I'm an analytic philosopher, so my sympathies are partially on the side of the critics. However, I think their objections are far too strong. A great deal of Continental philosophy is wonderful and meaningful. For some such philosophers exactitude is a failing, so they do not produce in-depth analyses: rather they speculate. And it is often very difficult to understand precisely what is being said. But there are analytic philosophers who are fairly indecipherable as well, such as Quine himself, or Millikan. A lot of it becomes so technical that it is impossible for the uninitiated to understand. So I guess I'm willing to give the Continental philosophers the benefit of doubt in thinking that, insofar as I don't understand them, it's because I'm effectively one of the uninitiated.

I'm bringing this up because of a very disturbing story. Two academic publishers are removing 120 scientific articles from their databases that are nonsensical gibberish. They were produced the same way the Postmodern Generator produces essays, through a computer program to make the articles seem like they're saying something when they're not. The articles were published between 2008 and 2013. So this seems to be comeuppance of those who promote the Sokal hoax and the Postmodern Generator: allegedly the same thing can be done with scientific papers.

There are two mitigating factors, however: First, they were not published in academic journals, they were published in conference proceedings. Such publications often do not have any peer review, and so it's not as if the nonsense went through this process and went unnoticed. In fact, many conferences do not require submissions to be in the final form of the essay or presentation that will be presented. All one has to do is submit a short abstract summarizing the essay, and if it's accepted, then whatever you present will automatically be accepted into the conference proceedings. If the "authors" who used the computer program to construct meaningless papers wrote a meaningful abstract, then the paper is automatically slated to be published. And of course, many conferences are desperate for presenters, so they'll accept virtually anything that's submitted.

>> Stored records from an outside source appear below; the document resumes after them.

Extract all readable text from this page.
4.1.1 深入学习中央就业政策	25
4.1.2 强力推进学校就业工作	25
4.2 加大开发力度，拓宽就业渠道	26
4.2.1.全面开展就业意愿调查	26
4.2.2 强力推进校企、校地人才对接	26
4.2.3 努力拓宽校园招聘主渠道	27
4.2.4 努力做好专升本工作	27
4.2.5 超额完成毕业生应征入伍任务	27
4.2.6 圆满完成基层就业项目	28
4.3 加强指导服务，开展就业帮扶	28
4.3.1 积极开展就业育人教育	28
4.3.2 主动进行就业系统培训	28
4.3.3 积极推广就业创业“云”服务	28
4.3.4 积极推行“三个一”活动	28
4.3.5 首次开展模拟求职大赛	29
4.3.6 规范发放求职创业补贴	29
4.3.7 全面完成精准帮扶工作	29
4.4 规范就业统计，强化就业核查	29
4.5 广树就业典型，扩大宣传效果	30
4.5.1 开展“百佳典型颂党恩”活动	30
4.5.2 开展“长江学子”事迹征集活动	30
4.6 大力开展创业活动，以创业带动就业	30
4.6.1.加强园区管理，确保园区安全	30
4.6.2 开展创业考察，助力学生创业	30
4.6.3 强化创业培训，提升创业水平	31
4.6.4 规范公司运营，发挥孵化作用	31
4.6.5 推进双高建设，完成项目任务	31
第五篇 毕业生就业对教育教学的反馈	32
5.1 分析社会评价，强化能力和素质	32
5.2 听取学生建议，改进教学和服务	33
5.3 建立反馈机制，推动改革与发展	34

So even if the abstracts were just as meaningless as the papers, the conference organizers may have just glanced at it and accepted it.

Second, all of the papers in question were "authored" by Chinese people, and perhaps the organizers of the conference gave them the benefit of doubt and thought that the incoherence was just a non-native English speaker struggling to explain complicated subjects. In other words, maybe they did the same thing I do when I read Continental philosophy that I don't understand. This only goes so far though: if the papers were literally meaningless, at some point you think you'd notice that nothing is actually being asserted.

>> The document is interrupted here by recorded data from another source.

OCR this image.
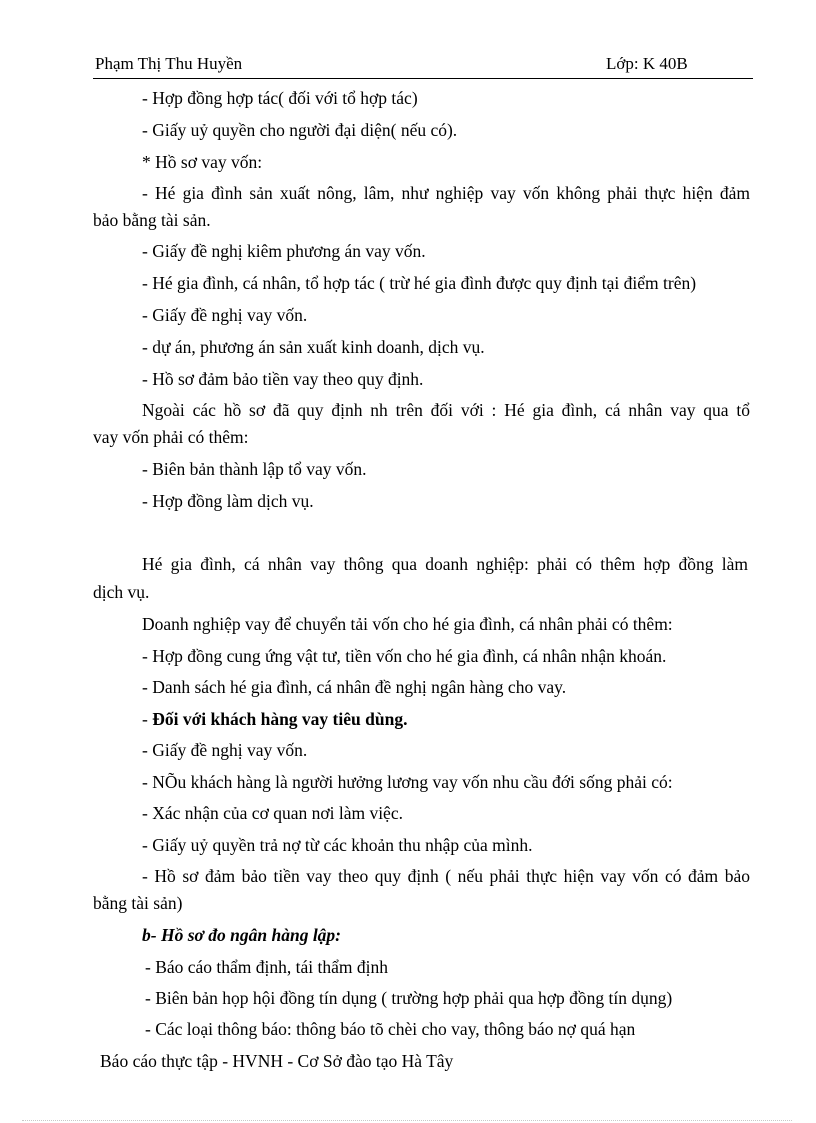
Phạm Thị Thu Huyền	Lớp: K 40B
- Hợp đồng hợp tác( đối với tổ hợp tác)
- Giấy uỷ quyền cho người đại diện( nếu có).
* Hồ sơ vay vốn:
- Hé gia đình sản xuất nông, lâm, như nghiệp vay vốn không phải thực hiện đảm
bảo bằng tài sản.
- Giấy đề nghị kiêm phương án vay vốn.
- Hé gia đình, cá nhân, tổ hợp tác ( trừ hé gia đình được quy định tại điểm trên)
- Giấy đề nghị vay vốn.
- dự án, phương án sản xuất kinh doanh, dịch vụ.
- Hồ sơ đảm bảo tiền vay theo quy định.
Ngoài các hồ sơ đã quy định nh trên đối với : Hé gia đình, cá nhân vay qua tổ
vay vốn phải có thêm:
- Biên bản thành lập tổ vay vốn.
- Hợp đồng làm dịch vụ.
Hé gia đình, cá nhân vay thông qua doanh nghiệp: phải có thêm hợp đồng làm
dịch vụ.
Doanh nghiệp vay để chuyển tải vốn cho hé gia đình, cá nhân phải có thêm:
- Hợp đồng cung ứng vật tư, tiền vốn cho hé gia đình, cá nhân nhận khoán.
- Danh sách hé gia đình, cá nhân đề nghị ngân hàng cho vay.
- Đối với khách hàng vay tiêu dùng.
- Giấy đề nghị vay vốn.
- NÕu khách hàng là người hưởng lương vay vốn nhu cầu đới sống phải có:
- Xác nhận của cơ quan nơi làm việc.
- Giấy uỷ quyền trả nợ từ các khoản thu nhập của mình.
- Hồ sơ đảm bảo tiền vay theo quy định ( nếu phải thực hiện vay vốn có đảm bảo
bằng tài sản)
b- Hồ sơ đo ngân hàng lập:
- Báo cáo thẩm định, tái thẩm định
- Biên bản họp hội đồng tín dụng ( trường hợp phải qua hợp đồng tín dụng)
- Các loại thông báo: thông báo tõ chèi cho vay, thông báo nợ quá hạn
Báo cáo thực tập - HVNH - Cơ Sở đào tạo Hà Tây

Still, despite these caveats, I'm a little floored by this. I kind of chuckle about the Sokal hoax, but when I read about this I immediately tried to find some reason to explain it away. I'm just unable to believe that it's a general problem, whereas with the pomo stuff I wouldn't be that surprised if it was. I also have to say that the editors of these conference proceedings, as well as all the other contributors, now have black marks on their CVs, and I think that shows how immoral these acts were. The editors were trying to participate and contribute to academic thought, and now their names are associated with gullibility, fraud, and an uncritical attitude, all of which are verboten in academia. The "authors" of these articles have harmed a lot of people. Of course, that was also the case with the Sokal hoax, but for some reason, I never really thought about it there.